Lors de la 2e édition de Terra Madre à Turin, Italie organisé par le Mouvement Slowfood, l’organisation sollicita tous les pays afin de réunir 1000 du monde entier à Turin. La candidature devait être faite par un journaliste. C’est nulle autre que la respectée critique culinaire Françoise Kayler de La Presse qui déposa la proposition de chef Tessier. Et c’est de cette façon qu’il eu le privilège d’être le seul chef québécois à Terra Madre 2004 et rencontré Alain Ducasse, Ferran Adria etc….Ceci l’amena à réfléchir aux effets bénéfiques pour un cuisinier de voyager et d’ouvrir ses horizons. Cette analyse le poussa à créer un projet unique pour ses élèves en Cuisine du marché, celui de faire un voyage gastronomique annuel pour rencontrer de grands chefs, des étoilés Michelin, de grandes production alimentaires etc…. D’abord en Italie avec le parmigiano reggiano, l’aceto balsamico, le culatello, le gelato, les pâtes de fabrication artisanale. Par les années suivantes s’ajouta la France et l’Espagne. Il développa de grandes amitiés avec Georges Blanc, l’équipe de la Maison Bernard Loiseau, les Toques d’auvergne, Paul Bocuse, Mauro Colagreco du Mirazur, Anduni Luis Aduriz du Mugaritz, les frères Roca de Gérone, Massimo Bottura de Modène etc… Et à la suite de ce voyage certains apprentis décidaient de passer un séjour d’apprentissages dans ces grandes maisons.
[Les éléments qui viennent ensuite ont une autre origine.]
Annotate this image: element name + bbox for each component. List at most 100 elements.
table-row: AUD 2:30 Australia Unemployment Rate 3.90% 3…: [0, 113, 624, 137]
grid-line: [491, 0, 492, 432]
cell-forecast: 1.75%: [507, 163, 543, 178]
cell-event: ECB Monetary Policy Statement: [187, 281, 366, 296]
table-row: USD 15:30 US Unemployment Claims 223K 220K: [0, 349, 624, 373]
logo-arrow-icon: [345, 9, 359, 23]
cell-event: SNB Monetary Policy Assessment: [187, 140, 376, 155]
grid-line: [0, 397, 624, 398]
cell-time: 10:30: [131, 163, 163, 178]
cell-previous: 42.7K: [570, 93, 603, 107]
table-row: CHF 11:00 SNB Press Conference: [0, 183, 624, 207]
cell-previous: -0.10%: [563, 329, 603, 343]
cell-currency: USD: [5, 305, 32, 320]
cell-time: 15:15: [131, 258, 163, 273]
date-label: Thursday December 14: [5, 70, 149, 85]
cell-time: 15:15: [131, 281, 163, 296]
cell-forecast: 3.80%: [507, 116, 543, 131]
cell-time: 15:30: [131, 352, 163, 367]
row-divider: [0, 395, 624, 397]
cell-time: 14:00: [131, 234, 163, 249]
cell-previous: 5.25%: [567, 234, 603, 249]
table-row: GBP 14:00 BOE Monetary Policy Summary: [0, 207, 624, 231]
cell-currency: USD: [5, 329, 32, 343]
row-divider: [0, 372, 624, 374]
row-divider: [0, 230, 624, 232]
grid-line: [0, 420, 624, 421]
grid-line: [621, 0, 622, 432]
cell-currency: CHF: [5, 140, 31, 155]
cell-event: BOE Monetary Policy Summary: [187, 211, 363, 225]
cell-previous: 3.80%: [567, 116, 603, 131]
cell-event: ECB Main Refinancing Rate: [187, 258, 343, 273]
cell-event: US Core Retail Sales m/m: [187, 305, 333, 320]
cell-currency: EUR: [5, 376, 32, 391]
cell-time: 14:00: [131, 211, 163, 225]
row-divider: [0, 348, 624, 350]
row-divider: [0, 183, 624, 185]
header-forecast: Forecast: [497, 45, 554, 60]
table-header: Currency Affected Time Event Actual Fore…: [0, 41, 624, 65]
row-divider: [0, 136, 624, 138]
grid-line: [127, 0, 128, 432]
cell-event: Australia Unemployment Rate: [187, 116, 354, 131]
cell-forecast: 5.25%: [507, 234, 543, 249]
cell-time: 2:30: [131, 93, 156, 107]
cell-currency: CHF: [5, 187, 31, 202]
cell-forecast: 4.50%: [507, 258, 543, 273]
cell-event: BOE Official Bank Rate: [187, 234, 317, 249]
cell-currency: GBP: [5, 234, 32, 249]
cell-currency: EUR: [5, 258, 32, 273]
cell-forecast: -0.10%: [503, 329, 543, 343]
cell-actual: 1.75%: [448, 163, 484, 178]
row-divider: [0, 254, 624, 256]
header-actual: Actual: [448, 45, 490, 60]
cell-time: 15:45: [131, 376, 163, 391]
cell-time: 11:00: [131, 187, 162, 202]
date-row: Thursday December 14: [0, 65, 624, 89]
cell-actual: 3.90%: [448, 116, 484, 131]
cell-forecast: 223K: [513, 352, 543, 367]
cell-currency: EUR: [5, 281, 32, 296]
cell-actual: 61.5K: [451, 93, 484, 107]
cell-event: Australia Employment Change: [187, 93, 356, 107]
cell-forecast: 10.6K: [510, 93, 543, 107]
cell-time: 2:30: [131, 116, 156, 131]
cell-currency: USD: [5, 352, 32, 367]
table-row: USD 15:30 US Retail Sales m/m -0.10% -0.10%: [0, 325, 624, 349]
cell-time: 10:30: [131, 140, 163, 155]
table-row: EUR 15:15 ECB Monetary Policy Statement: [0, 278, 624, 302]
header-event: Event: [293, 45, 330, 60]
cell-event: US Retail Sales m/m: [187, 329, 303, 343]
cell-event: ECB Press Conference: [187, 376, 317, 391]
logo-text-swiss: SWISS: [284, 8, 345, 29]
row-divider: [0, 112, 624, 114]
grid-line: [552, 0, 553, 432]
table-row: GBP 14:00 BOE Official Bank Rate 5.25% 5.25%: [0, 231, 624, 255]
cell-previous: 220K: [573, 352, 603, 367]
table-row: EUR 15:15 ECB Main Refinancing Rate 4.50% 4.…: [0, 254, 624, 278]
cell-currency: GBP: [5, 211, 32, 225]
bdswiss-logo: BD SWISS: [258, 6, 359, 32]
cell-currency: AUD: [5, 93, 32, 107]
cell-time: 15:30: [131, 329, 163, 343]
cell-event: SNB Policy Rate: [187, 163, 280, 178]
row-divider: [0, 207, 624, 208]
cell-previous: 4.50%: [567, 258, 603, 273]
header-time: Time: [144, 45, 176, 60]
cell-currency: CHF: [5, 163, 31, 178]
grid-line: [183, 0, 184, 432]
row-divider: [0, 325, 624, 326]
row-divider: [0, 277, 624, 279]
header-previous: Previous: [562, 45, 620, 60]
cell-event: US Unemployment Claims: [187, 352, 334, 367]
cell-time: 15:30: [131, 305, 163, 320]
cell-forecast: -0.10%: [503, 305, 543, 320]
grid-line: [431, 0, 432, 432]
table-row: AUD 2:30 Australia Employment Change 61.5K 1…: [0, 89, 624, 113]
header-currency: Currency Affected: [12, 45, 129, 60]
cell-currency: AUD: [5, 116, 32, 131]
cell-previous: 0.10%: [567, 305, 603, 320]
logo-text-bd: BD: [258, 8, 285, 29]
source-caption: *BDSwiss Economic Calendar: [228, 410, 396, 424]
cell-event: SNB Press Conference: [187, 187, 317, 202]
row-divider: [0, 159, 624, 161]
Toujours prêt à relever un nouveau défi, il fut contacté par l’équipe de formation internationale du ministère de l’éducation de Finlande pour monter une formule d’échange Finlande-Canada qui consiste à partir enseigner pendant un mois dans différents lycées en Finlande et de recevoir pendant un mois un groupe d’étudiants et enseignant de cuisine finlandais. Ce projet existe depuis 5 ans.

Après près de 35 ans à former de nouveaux joueurs pour le milieu hôtelier, plus de la moitié des enseignants à l’école hôtelière de l’Outaouais sont de ses anciens élèves. Régulièrement de ses anciens diplômés, le contact pour des conseils, des trucs, des infos. On les retrouve à la grandeur du Québec comme des chefs qui ont été vus à la télévision partout au Québec comme Sébastien Laframboise, Marilou Lemay. On retrouve même un des disciples à New York, chef Dominique Roy, sous-chef en recherche et développement au Eleven Madison square (3 étoiles Michelin, 4 étoiles Forbes, et membre du ‘best of the best international’ de San Pellegrino.

Toujours habité par la passion, il poursuit son implication avec ses producteurs, et on a recours à lui très souvent comme consultant.

Il a toujours épousé l’idéologie de Victor Hugo : Que le devoir est un dieu qui n’accepte pas d’athée.